In tough times, the right sympathy words can go a long way to soothing the turbulent heart of the bereaved. While you are searching for the right words to express your sadness and empathy, you may very well be combating your own emotional roller coaster or taking your own trip through the grieving process.
Never is it really easy to write good words of sympathy, but the first time you do it can be the hardest. What do you say? If you’ve ever lost someone you love, you know that there really isn’t any one thing that makes you feel better. Time, as they say, cures all, but time is the only thing you can’t put into writing.
Why write words of sympathy?
Why not just pull the person aside at the funeral (or after) and speak to them? Several things make a written note preferable to conversation. In the first place, holding a conversation requires you to think on your feet, and often in the case of a funeral or wake, you are grieving as well, making this hard to do. You have a chance to take some time and write out what you really want to say. Take your time writing your sympathy words and go back over it when you’re done. That way you can be sure of what you’re really trying to convey to a grieving person, and that is that they are not alone.
The first thing you ought to keep in mind is to write words of sympathy from the heart. This may sound cheesy, but it is true. Sincerity is hard to fake, and lack of it shows through. Put yourself in their shoes and think about what would ease your mind. How well do you know the person you are writing to? Perhaps they are too overcome with grief to even care about the content, and will be satisfied that you are thinking of them. The main point here is not to go overboard with the sympathies- let them know you’re hurting too and that you’re there for some mutual support.
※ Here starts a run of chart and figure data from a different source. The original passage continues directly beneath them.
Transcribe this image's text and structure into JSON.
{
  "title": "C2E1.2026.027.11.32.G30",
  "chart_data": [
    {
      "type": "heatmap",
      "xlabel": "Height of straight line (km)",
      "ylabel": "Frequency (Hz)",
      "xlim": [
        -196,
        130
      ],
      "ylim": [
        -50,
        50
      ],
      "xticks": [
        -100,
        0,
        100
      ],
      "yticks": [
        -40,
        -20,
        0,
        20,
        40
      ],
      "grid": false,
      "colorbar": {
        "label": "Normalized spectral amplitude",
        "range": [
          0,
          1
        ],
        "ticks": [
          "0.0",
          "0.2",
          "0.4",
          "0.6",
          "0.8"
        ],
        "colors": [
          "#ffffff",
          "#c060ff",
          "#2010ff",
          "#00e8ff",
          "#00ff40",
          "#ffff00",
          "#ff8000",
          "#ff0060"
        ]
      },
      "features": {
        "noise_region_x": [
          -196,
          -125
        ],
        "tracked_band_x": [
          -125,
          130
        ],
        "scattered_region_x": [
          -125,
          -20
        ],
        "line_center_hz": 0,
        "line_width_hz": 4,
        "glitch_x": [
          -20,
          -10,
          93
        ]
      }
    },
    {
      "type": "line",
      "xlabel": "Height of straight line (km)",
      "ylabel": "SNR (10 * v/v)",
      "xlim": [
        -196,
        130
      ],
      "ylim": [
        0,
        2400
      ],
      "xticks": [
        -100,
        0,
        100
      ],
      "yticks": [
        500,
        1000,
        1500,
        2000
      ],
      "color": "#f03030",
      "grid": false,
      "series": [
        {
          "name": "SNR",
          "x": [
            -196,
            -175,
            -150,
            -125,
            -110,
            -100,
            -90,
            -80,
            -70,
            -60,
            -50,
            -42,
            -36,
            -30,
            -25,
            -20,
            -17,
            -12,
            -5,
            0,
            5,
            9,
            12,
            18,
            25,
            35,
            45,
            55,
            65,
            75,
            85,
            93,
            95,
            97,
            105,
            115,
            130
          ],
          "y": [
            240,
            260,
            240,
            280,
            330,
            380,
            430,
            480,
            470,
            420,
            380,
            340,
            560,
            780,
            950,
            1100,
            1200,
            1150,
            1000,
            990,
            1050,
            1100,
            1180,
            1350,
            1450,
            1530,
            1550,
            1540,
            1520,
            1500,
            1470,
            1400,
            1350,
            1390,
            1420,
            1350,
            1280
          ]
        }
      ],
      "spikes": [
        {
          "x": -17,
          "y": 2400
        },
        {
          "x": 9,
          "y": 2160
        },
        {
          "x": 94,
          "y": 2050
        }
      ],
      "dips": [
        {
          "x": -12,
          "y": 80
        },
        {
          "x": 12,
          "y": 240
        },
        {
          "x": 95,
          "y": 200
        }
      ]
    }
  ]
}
Chances are that you knew the person, if not very well, then at least well enough to have had some experience that the bereaved will be able to identify with. Mention this in your letter. Bringing up positive memories of a person can be very effective consolation. Sharing a story about the person helps them to remember the good times, especially if the deceased had a long illness. The free sympathy words examples at ObituariesHelp.org takes the guesswork out of what to write in a sympathy card or letter.
Sample Sympathy Letter
Here is a short example of what a sympathy letter would look like. Keep in mind that while there is a loose ‘formula’ for your words of sympathy, you should avoid making it sound like you are copying it. This is just here to guide you in your own tough time.
Dear Friend,
There is no way to perfectly express my sadness at the loss of your brother. I cannot even imagine how you must be feeling right now, but please know that as long as friends stick together, we can make it through this tribulation.
Growing up, you know that your brother was like a brother to me as well. I remember well the fishing trips the three of us would arrange; loading up the bikes and heading out to Windy Creek to try and snag a few blue gills out of the water. Always the older brother, he taught me how to bait the hook and where to drop the line. Of course, we were just kids, but for those few hours every weekend, we were bass fishing pros hauling in record setting quarries.
I know it is hard to accept you brother’s death, but we must all remember that death is a natural part of life, however short that life may be. In your brother’s case, I believe he was taken from us too soon, though I also believe there is a reason for everything. His sickness was very difficult to endure, and we must take comfort in the fact that he is no longer in pain.
The loss of a family member is always difficult, but your brother’s death seems particularly hard for me. Grieve with me, and I will grieve with you. Together, I believe we can overcome this sadness and come out better for it.
Your Eternal Friend,
Handwriting Your Sympathy Words
Taking the time to write your words of sympathy in a sympathy card or letter does more than offer condolences. It shows the grieving person that you are truly thinking of them and that your sympathy words are sincere. These same words typed do not have the same impact and meaning as sympathy words handwritten from the heart.